As someone who struggles with depression and anxiety, joy is a hard thing for me to comprehend.
The Google definition of joy is "a feeling of great pleasure and happiness."
No... that's not it. For while I struggle with joy at times, I have experienced it. And that definition is quite simply awful.
It's not a feeling, at all. It's a mindset. It has almost nothing to do with pleasure and happiness, because it can be found in situations that aren't at all pleasant or happy.
Once again, I go back in my mind to June of 2014, when my oldest child's head was broken into pieces and made new. When the scalpel was a hair's breadth away from her brain stem. As she was carried away from me, crying because of "happy juice" gone wrong... as my baby girl was in the arms of the anesthesiologist instead of her mommy... I smiled. No other parent that I saw that day was smiling. Hospitals are not full of smiling.
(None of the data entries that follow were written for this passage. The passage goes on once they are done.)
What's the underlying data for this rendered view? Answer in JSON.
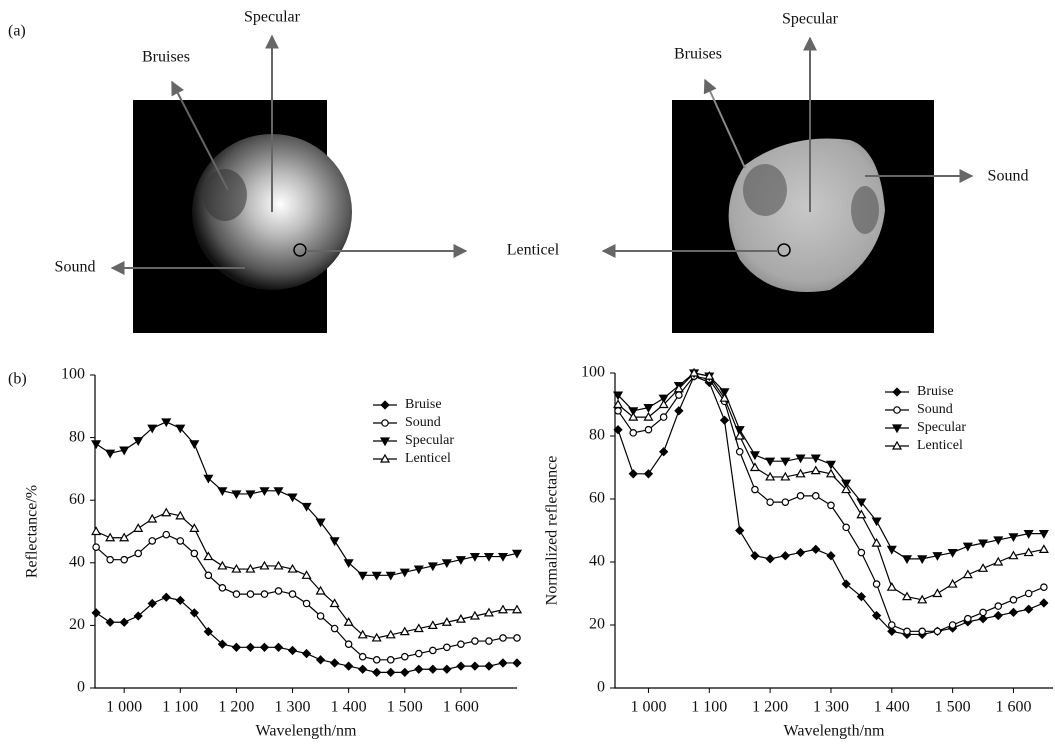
{
  "figure": {
    "panel_a": "(a)",
    "panel_b": "(b)",
    "left_image": {
      "specular": "Specular",
      "bruises": "Bruises",
      "sound": "Sound"
    },
    "center_label": "Lenticel",
    "right_image": {
      "specular": "Specular",
      "bruises": "Bruises",
      "sound": "Sound"
    }
  },
  "chart_data": [
    {
      "type": "line",
      "xlabel": "Wavelength/nm",
      "ylabel": "Reflectance/%",
      "x": [
        950,
        975,
        1000,
        1025,
        1050,
        1075,
        1100,
        1125,
        1150,
        1175,
        1200,
        1225,
        1250,
        1275,
        1300,
        1325,
        1350,
        1375,
        1400,
        1425,
        1450,
        1475,
        1500,
        1525,
        1550,
        1575,
        1600,
        1625,
        1650,
        1675,
        1700
      ],
      "xlim": [
        948,
        1700
      ],
      "ylim": [
        0,
        100
      ],
      "xticks": [
        {
          "value": 1000,
          "label": "1 000"
        },
        {
          "value": 1100,
          "label": "1 100"
        },
        {
          "value": 1200,
          "label": "1 200"
        },
        {
          "value": 1300,
          "label": "1 300"
        },
        {
          "value": 1400,
          "label": "1 400"
        },
        {
          "value": 1500,
          "label": "1 500"
        },
        {
          "value": 1600,
          "label": "1 600"
        }
      ],
      "yticks": [
        0,
        20,
        40,
        60,
        80,
        100
      ],
      "legend": "upper right",
      "series": [
        {
          "name": "Bruise",
          "color": "#000000",
          "marker": "diamond",
          "values": [
            24,
            21,
            21,
            23,
            27,
            29,
            28,
            24,
            18,
            14,
            13,
            13,
            13,
            13,
            12,
            11,
            9,
            8,
            7,
            6,
            5,
            5,
            5,
            6,
            6,
            6,
            7,
            7,
            7,
            8,
            8
          ]
        },
        {
          "name": "Sound",
          "color": "#000000",
          "marker": "circle-open",
          "values": [
            45,
            41,
            41,
            43,
            47,
            49,
            47,
            43,
            36,
            32,
            30,
            30,
            30,
            31,
            30,
            27,
            23,
            19,
            14,
            10,
            9,
            9,
            10,
            11,
            12,
            13,
            14,
            15,
            15,
            16,
            16
          ]
        },
        {
          "name": "Specular",
          "color": "#000000",
          "marker": "triangle-down",
          "values": [
            78,
            75,
            76,
            79,
            83,
            85,
            83,
            78,
            67,
            63,
            62,
            62,
            63,
            63,
            61,
            58,
            53,
            47,
            40,
            36,
            36,
            36,
            37,
            38,
            39,
            40,
            41,
            42,
            42,
            42,
            43
          ]
        },
        {
          "name": "Lenticel",
          "color": "#000000",
          "marker": "triangle-up-open",
          "values": [
            50,
            48,
            48,
            51,
            54,
            56,
            55,
            51,
            42,
            39,
            38,
            38,
            39,
            39,
            38,
            36,
            31,
            27,
            21,
            17,
            16,
            17,
            18,
            19,
            20,
            21,
            22,
            23,
            24,
            25,
            25
          ]
        }
      ]
    },
    {
      "type": "line",
      "xlabel": "Wavelength/nm",
      "ylabel": "Normalized reflectance",
      "x": [
        950,
        975,
        1000,
        1025,
        1050,
        1075,
        1100,
        1125,
        1150,
        1175,
        1200,
        1225,
        1250,
        1275,
        1300,
        1325,
        1350,
        1375,
        1400,
        1425,
        1450,
        1475,
        1500,
        1525,
        1550,
        1575,
        1600,
        1625,
        1650
      ],
      "xlim": [
        945,
        1665
      ],
      "ylim": [
        0,
        100
      ],
      "xticks": [
        {
          "value": 1000,
          "label": "1 000"
        },
        {
          "value": 1100,
          "label": "1 100"
        },
        {
          "value": 1200,
          "label": "1 200"
        },
        {
          "value": 1300,
          "label": "1 300"
        },
        {
          "value": 1400,
          "label": "1 400"
        },
        {
          "value": 1500,
          "label": "1 500"
        },
        {
          "value": 1600,
          "label": "1 600"
        }
      ],
      "yticks": [
        0,
        20,
        40,
        60,
        80,
        100
      ],
      "legend": "upper right",
      "series": [
        {
          "name": "Bruise",
          "color": "#000000",
          "marker": "diamond",
          "values": [
            82,
            68,
            68,
            75,
            88,
            99,
            97,
            85,
            50,
            42,
            41,
            42,
            43,
            44,
            42,
            33,
            29,
            23,
            18,
            17,
            17,
            18,
            19,
            21,
            22,
            23,
            24,
            25,
            27
          ]
        },
        {
          "name": "Sound",
          "color": "#000000",
          "marker": "circle-open",
          "values": [
            88,
            81,
            82,
            86,
            93,
            99,
            98,
            91,
            75,
            63,
            59,
            59,
            61,
            61,
            58,
            51,
            43,
            33,
            20,
            18,
            18,
            18,
            20,
            22,
            24,
            26,
            28,
            30,
            32
          ]
        },
        {
          "name": "Specular",
          "color": "#000000",
          "marker": "triangle-down",
          "values": [
            93,
            88,
            89,
            92,
            96,
            100,
            99,
            94,
            82,
            74,
            72,
            72,
            73,
            73,
            71,
            65,
            59,
            53,
            44,
            41,
            41,
            42,
            43,
            45,
            46,
            47,
            48,
            49,
            49
          ]
        },
        {
          "name": "Lenticel",
          "color": "#000000",
          "marker": "triangle-up-open",
          "values": [
            90,
            86,
            86,
            90,
            95,
            100,
            99,
            92,
            80,
            70,
            67,
            67,
            68,
            69,
            68,
            63,
            55,
            46,
            32,
            29,
            28,
            30,
            33,
            36,
            38,
            40,
            42,
            43,
            44
          ]
        }
      ]
    }
  ]
}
So why did I smile? Because of my mindset. Because I had fought as if my life had depended on it... because hers had. Because I had researched and called and argued and yelled and demanded. And someone had listened. And so while there was absolutely nothing "happy" about my baby girl's brain sitting exposed on the operating table... while there was no "great pleasure" that my daughter's skull, the one created in my womb, was lying in pieces on a sterile field being analyzed for parts that could be split in half while her brain expanded after having been squished for over two years...
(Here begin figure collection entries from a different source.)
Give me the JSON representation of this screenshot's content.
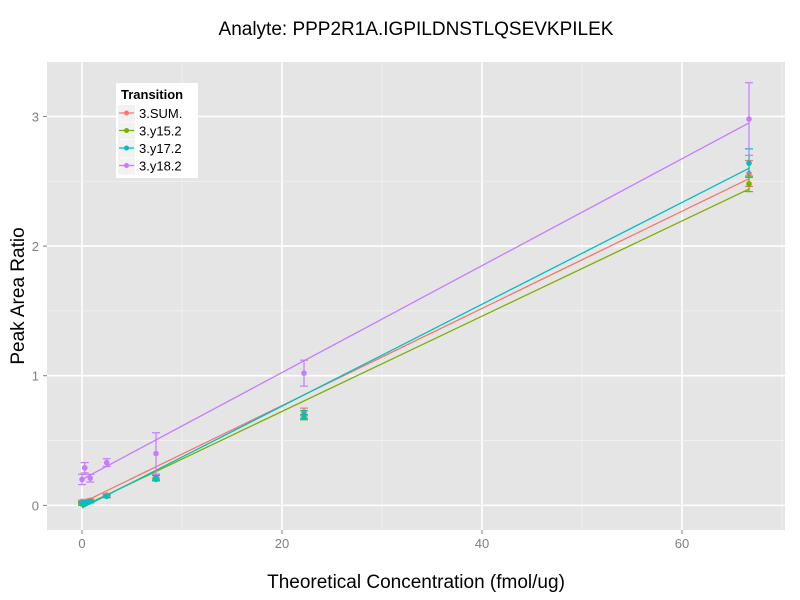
{
  "chart_data": {
    "type": "line",
    "title": "Analyte: PPP2R1A.IGPILDNSTLQSEVKPILEK",
    "xlabel": "Theoretical Concentration (fmol/ug)",
    "ylabel": "Peak Area Ratio",
    "xlim": [
      -3.5,
      70.3
    ],
    "ylim": [
      -0.19,
      3.42
    ],
    "xticks": [
      0,
      20,
      40,
      60
    ],
    "xtick_labels": [
      "0",
      "20",
      "40",
      "60"
    ],
    "yticks": [
      0,
      1,
      2,
      3
    ],
    "ytick_labels": [
      "0",
      "1",
      "2",
      "3"
    ],
    "grid": true,
    "legend": {
      "title": "Transition",
      "placement": "top-left"
    },
    "x": [
      0,
      0.27,
      0.82,
      2.47,
      7.4,
      22.2,
      66.7
    ],
    "series": [
      {
        "name": "3.SUM.",
        "color": "#F8766D",
        "values": [
          0.03,
          0.03,
          0.04,
          0.08,
          0.22,
          0.72,
          2.56
        ],
        "err": [
          0.01,
          0.01,
          0.01,
          0.01,
          0.02,
          0.03,
          0.1
        ],
        "fit": [
          0.02,
          2.52
        ]
      },
      {
        "name": "3.y15.2",
        "color": "#7CAE00",
        "values": [
          0.01,
          0.02,
          0.03,
          0.07,
          0.2,
          0.68,
          2.48
        ],
        "err": [
          0.01,
          0.01,
          0.01,
          0.01,
          0.01,
          0.02,
          0.06
        ],
        "fit": [
          -0.01,
          2.44
        ]
      },
      {
        "name": "3.y17.2",
        "color": "#00BFC4",
        "values": [
          0.02,
          0.02,
          0.03,
          0.07,
          0.21,
          0.7,
          2.64
        ],
        "err": [
          0.01,
          0.01,
          0.01,
          0.01,
          0.02,
          0.03,
          0.11
        ],
        "fit": [
          -0.02,
          2.6
        ]
      },
      {
        "name": "3.y18.2",
        "color": "#C77CFF",
        "values": [
          0.2,
          0.29,
          0.21,
          0.33,
          0.4,
          1.02,
          2.98
        ],
        "err": [
          0.04,
          0.04,
          0.03,
          0.03,
          0.16,
          0.1,
          0.28
        ],
        "fit": [
          0.2,
          2.95
        ]
      }
    ]
  }
}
I knew it was for her good. I trusted her plastic surgeon, after nearly losing faith in the entire medical community. I trusted her neurosurgeon. I trusted her anesthesiologist. I trusted the team they'd assembled to be in that operating room. And above all, I trusted the God Whose hand was over every hand holding a drill, a saw, a scalpel. I trusted the God who'd allowed doors to be slammed in my face and mistakes to be made. Because He knows every day of her life. He loves her more than I do.
And so, I smiled.
Not because I wanted her to be in pain. Oh no... but because I knew that pain would allow her to grow. I knew that great suffering would give her a chance to not suffer so much later. I knew that very hard thing would give her a chance in life.
And so... having experienced that joy... why is it so hard to keep hold of in my daily living?
I've seen several people recently use the phrase "stole my joy." I've used it myself at times. And yet... no. No one stole your joy. We laid it down, at the street curb, with a sign saying "free," when we picked up something else. We picked up perfectionism, worry, anger. It may disguise itself as an overloaded schedule, an out of control budget, a family squabble.
I watched it happen in myself just last night. I laid down shortly after midnight, and as soon as I did, I started going through the list of all the stuff I needed to do today. And I very quickly had the thought "how am I going to get all this done, oh my goodness, it's going to be crazy. Why did I promise I'd read the girls that really long Christmas picture book?!" But thankfully, I've learned something in this last year. I stopped. And I put down the perfectionism.
If we don't get to decorating Christmas cookies today, it's okay. The girls will be fine as long as I promise, and then keep the promise, to make them next week. And none of the ingredients will spoil. The basement doesn't have to be perfectly clean and organized. It's SO much better than it was, there's room for the kids to play and mom and dad to sit. So there's a few more bags of stuff that need to be organized. Throw it in a box and stick it on a shelf and call it good enough for now.
There's only one Christmas Eve in 2016. Only one Christmas Eve when my children are 5, 4, & 2 1/2. This is it, the only chance I get. Why am I going to spend it trying to get things perfect? Why am I setting my joy on the curbside with a "free" sign stuck to it? Put their last gifts in boxes and let them help wrap their own presents; they'd love that! Let them be in the kitchen with me and make letters out of the sweet potato peelings. Let them help me vacuum, not because it's so important that the carpet be vacuumed but because they like helping me vacuum, even though it slows me down.
Joy. It's a gift that can't be stolen, any more than grace could be stolen. I'm taking it back off the curb and throwing the "free" sign in the trash.